Seeing a skin procedure on my schedule always makes
my day. I enjoy providing patients
with small epidermal (sebaceous) cysts and worrisome lesions the convenience of
removal in the office.
Traditionally, epidermal cysts are removed by making an
incision parallel to the skin lines over the widest part of the cyst. The cyst is dissected away from the
subcutaneous tissue, and after it’s removed the incision is sutured.
Traditionally, worrisome skin lesions are removed by inking
an ellipse (1:3 ratio of width to length ensures optimal closure) around the
lesion. The ellipse is then incised and
lifted away from the subcutaneous tissue and closed with sutures.
In the last year, I’ve learned about an alternative
technique for each of these procedures.
They are much faster than the traditional methods above.
Minimal excision technique for epidermal cysts
Make an incision of 2-3 mm over the cyst. Then use a hemostat to keep this incision
open and squeeze out all of the cyst’s contents using your thumbs (wear eye
protection!). Use the hemostat to lift
out the cyst shell. No sutures are
necessary given the tiny size of the incision.

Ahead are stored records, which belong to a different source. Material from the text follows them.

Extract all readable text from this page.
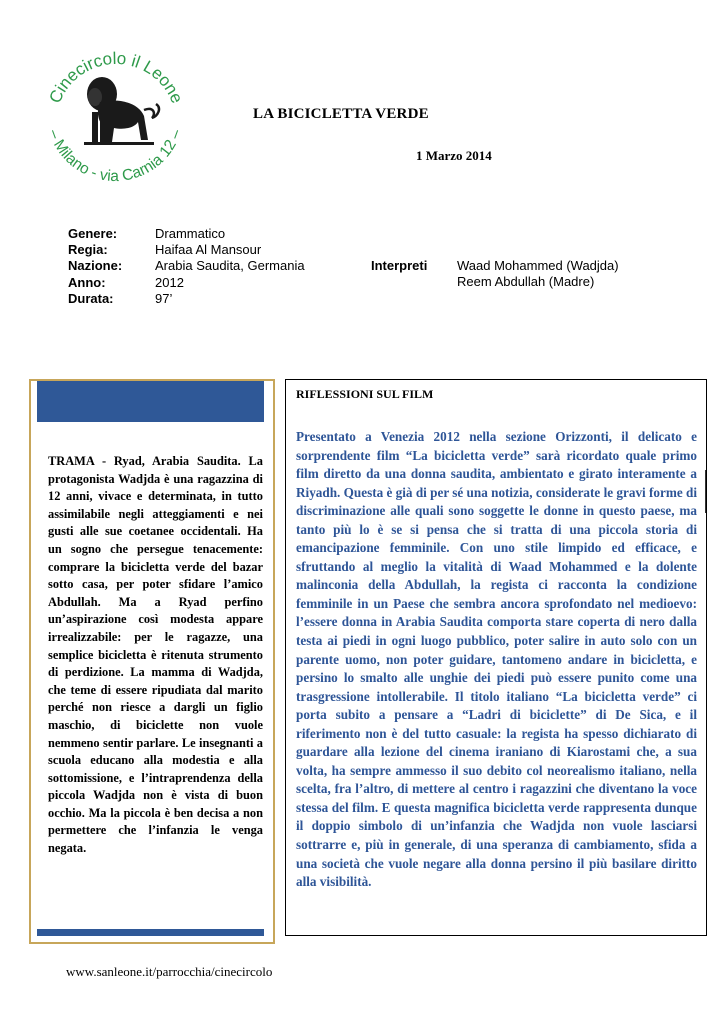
Cinecircolo il Leone
– Milano - via Carnia 12 –
LA BICICLETTA VERDE
1 Marzo 2014
Genere:
Regia:
Nazione:
Anno:
Durata:
Drammatico
Haifaa Al Mansour
Arabia Saudita, Germania
2012
97’
Interpreti Waad Mohammed (Wadjda)
Reem Abdullah (Madre)

TRAMA - Ryad, Arabia Saudita. La protagonista Wadjda è una ragazzina di 12 anni, vivace e determinata, in tutto assimilabile negli atteggiamenti e nei gusti alle sue coetanee occidentali. Ha un sogno che persegue tenacemente: comprare la bicicletta verde del bazar sotto casa, per poter sfidare l’amico Abdullah. Ma a Ryad perfino un’aspirazione così modesta appare irrealizzabile: per le ragazze, una semplice bicicletta è ritenuta strumento di perdizione. La mamma di Wadjda, che teme di essere ripudiata dal marito perché non riesce a dargli un figlio maschio, di biciclette non vuole nemmeno sentir parlare. Le insegnanti a scuola educano alla modestia e alla sottomissione, e l’intraprendenza della piccola Wadjda non è vista di buon occhio. Ma la piccola è ben decisa a non permettere che l’infanzia le venga negata.

RIFLESSIONI SUL FILM

Presentato a Venezia 2012 nella sezione Orizzonti, il delicato e sorprendente film “La bicicletta verde” sarà ricordato quale primo film diretto da una donna saudita, ambientato e girato interamente a Riyadh. Questa è già di per sé una notizia, considerate le gravi forme di discriminazione alle quali sono soggette le donne in questo paese, ma tanto più lo è se si pensa che si tratta di una piccola storia di emancipazione femminile. Con uno stile limpido ed efficace, e sfruttando al meglio la vitalità di Waad Mohammed e la dolente malinconia della Abdullah, la regista ci racconta la condizione femminile in un Paese che sembra ancora sprofondato nel medioevo: l’essere donna in Arabia Saudita comporta stare coperta di nero dalla testa ai piedi in ogni luogo pubblico, poter salire in auto solo con un parente uomo, non poter guidare, tantomeno andare in bicicletta, e persino lo smalto alle unghie dei piedi può essere punito come una trasgressione intollerabile. Il titolo italiano “La bicicletta verde” ci porta subito a pensare a “Ladri di biciclette” di De Sica, e il riferimento non è del tutto casuale: la regista ha spesso dichiarato di guardare alla lezione del cinema iraniano di Kiarostami che, a sua volta, ha sempre ammesso il suo debito col neorealismo italiano, nella scelta, fra l’altro, di mettere al centro i ragazzini che diventano la voce stessa del film. E questa magnifica bicicletta verde rappresenta dunque il doppio simbolo di un’infanzia che Wadjda non vuole lasciarsi sottrarre e, più in generale, di una speranza di cambiamento, sfida a una società che vuole negare alla donna persino il più basilare diritto alla visibilità.

www.sanleone.it/parrocchia/cinecircolo
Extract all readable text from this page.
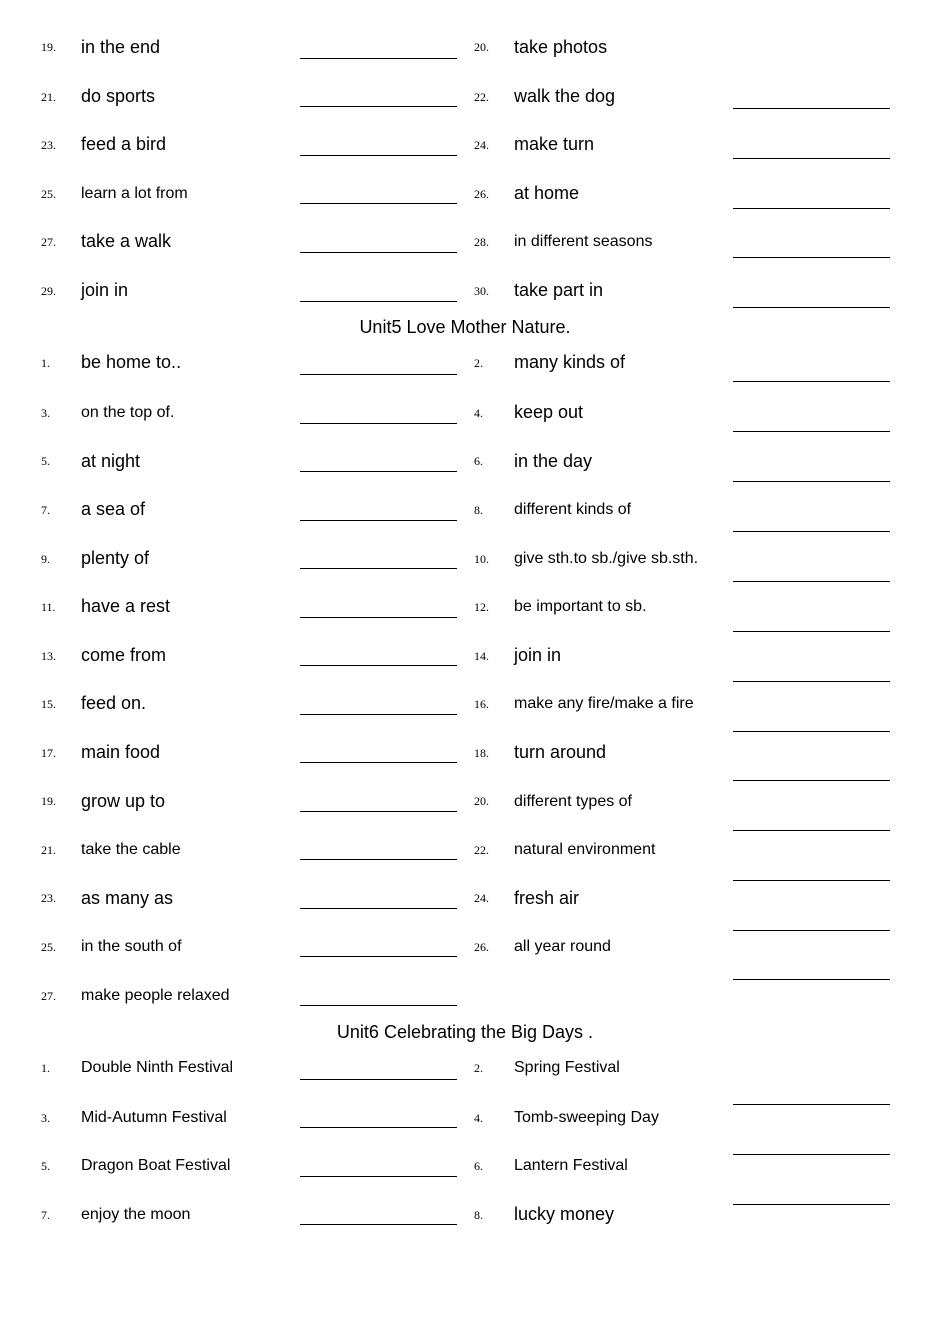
19. in the end	20. take photos
21. do sports	22. walk the dog
23. feed a bird	24. make turn
25. learn a lot from	26. at home
27. take a walk	28. in different seasons
29. join in	30. take part in
Unit5 Love Mother Nature.
1. be home to..	2. many kinds of
3. on the top of.	4. keep out
5. at night	6. in the day
7. a sea of	8. different kinds of
9. plenty of	10. give sth.to sb./give sb.sth.
11. have a rest	12. be important to sb.
13. come from	14. join in
15. feed on.	16. make any fire/make a fire
17. main food	18. turn around
19. grow up to	20. different types of
21. take the cable	22. natural environment
23. as many as	24. fresh air
25. in the south of	26. all year round
27. make people relaxed
Unit6 Celebrating the Big Days .
1. Double Ninth Festival	2. Spring Festival
3. Mid-Autumn Festival	4. Tomb-sweeping Day
5. Dragon Boat Festival	6. Lantern Festival
7. enjoy the moon	8. lucky money
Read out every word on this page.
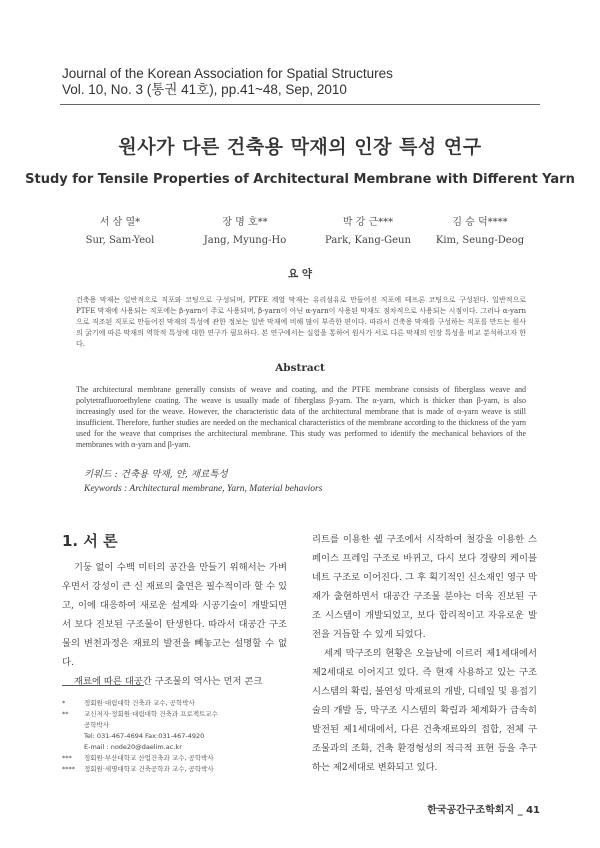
Journal of the Korean Association for Spatial Structures
Vol. 10, No. 3 (통권 41호), pp.41~48, Sep, 2010
원사가 다른 건축용 막재의 인장 특성 연구
Study for Tensile Properties of Architectural Membrane with Different Yarn
서 삼 열*
Sur, Sam-Yeol
장 명 호**
Jang, Myung-Ho
박 강 근***
Park, Kang-Geun
김 승 덕****
Kim, Seung-Deog
요 약
건축용 막재는 일반적으로 직포와 코팅으로 구성되며, PTFE 계열 막재는 유리섬유로 만들어진 직포에 테프론 코팅으로 구성된다. 일반적으로 PTFE 막재에 사용되는 직포에는 β-yarn이 주로 사용되며, β-yarn이 아닌 α-yarn이 사용된 막재도 점차적으로 사용되는 시점이다. 그러나 α-yarn으로 직조된 직포로 만들어진 막재의 특성에 관한 정보는 일반 막재에 비해 많이 부족한 편이다. 따라서 건축용 막재를 구성하는 직포를 만드는 원사의 굵기에 따른 막재의 역학적 특성에 대한 연구가 필요하다. 본 연구에서는 실험을 통하여 원사가 서로 다른 막재의 인장 특성을 비교 분석하고자 한다.
Abstract
The architectural membrane generally consists of weave and coating, and the PTFE membrane consists of fiberglass weave and polytetrafluoroethylene coating. The weave is usually made of fiberglass β-yarn. The α-yarn, which is thicker than β-yarn, is also increasingly used for the weave. However, the characteristic data of the architectural membrane that is made of α-yarn weave is still insufficient. Therefore, further studies are needed on the mechanical characteristics of the membrane according to the thickness of the yarn used for the weave that comprises the architectural membrane. This study was performed to identify the mechanical behaviors of the membranes with α-yarn and β-yarn.
키워드 : 건축용 막재, 얀, 재료특성
Keywords : Architectural membrane, Yarn, Material behaviors
1. 서 론

기둥 없이 수백 미터의 공간을 만들기 위해서는 가벼우면서 강성이 큰 신 재료의 출연은 필수적이라 할 수 있고, 이에 대응하여 새로운 설계와 시공기술이 개발되면서 보다 진보된 구조물이 탄생한다. 따라서 대공간 구조물의 변천과정은 재료의 발전을 빼놓고는 설명할 수 없다.

재료에 따른 대공간 구조물의 역사는 먼저 콘크

리트를 이용한 쉘 구조에서 시작하여 철강을 이용한 스페이스 프레임 구조로 바뀌고, 다시 보다 경량의 케이블 네트 구조로 이어진다. 그 후 획기적인 신소재인 영구 막재가 출현하면서 대공간 구조물 분야는 더욱 진보된 구조 시스템이 개발되었고, 보다 합리적이고 자유로운 발전을 거듭할 수 있게 되었다.

세계 막구조의 현황은 오늘날에 이르러 제1세대에서 제2세대로 이어지고 있다. 즉 현재 사용하고 있는 구조시스템의 확립, 불연성 막재료의 개발, 디테일 및 용접기술의 개발 등, 막구조 시스템의 확립과 체계화가 급속히 발전된 제1세대에서, 다른 건축재료와의 접합, 전체 구조물과의 조화, 건축 환경형성의 적극적 표현 등을 추구하는 제2세대로 변화되고 있다.

*	정회원·대림대학 건축과 교수, 공학박사
**	교신저자·정회원·대림대학 건축과 프로젝트교수
공학박사
Tel: 031-467-4694 Fax:031-467-4920
E-mail : node20@daelim.ac.kr
***	정회원·부산대학교 산업건축과 교수, 공학박사
****	정회원·세명대학교 건축공학과 교수, 공학박사
한국공간구조학회지 _ 41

(Avoid this technique for cysts that are/were infected or
inflamed, as the adhesions surrounding the cyst will make lifting out the cyst
shell impossible.)
Thorough technique description and excellent pictures here: http://www.aafp.org/afp/2002/0401/p1409.html
Saucerization (“scoop”) excision for worrisome skin
lesions
This procedure uses a common shave biopsy (razor) blade but
“scoops” deep into the skin. The blade
should enter the skin at a 45-degree angle and penetrate to at least the
mid-dermis.
Thorough technique description and excellent pictures here:
When described to me within the last year, both of these
procedures were billed as “new,” yet the AFP
articles above cite sources that are more than 10 years old. It was a bit disconcerting to find how out of
date my surgical techniques were.
Given that the dissemination gap between research-based practice
recommendations and the actual implementation into clinical practice is around 20
years, though, perhaps I shouldn’t have been so surprised.
Are you using the minimal excision technique and/or saucerization in your practice? I welcome comments about when you learned about these techniques and how they're working. Or, if not yet, would these techniques change your practice?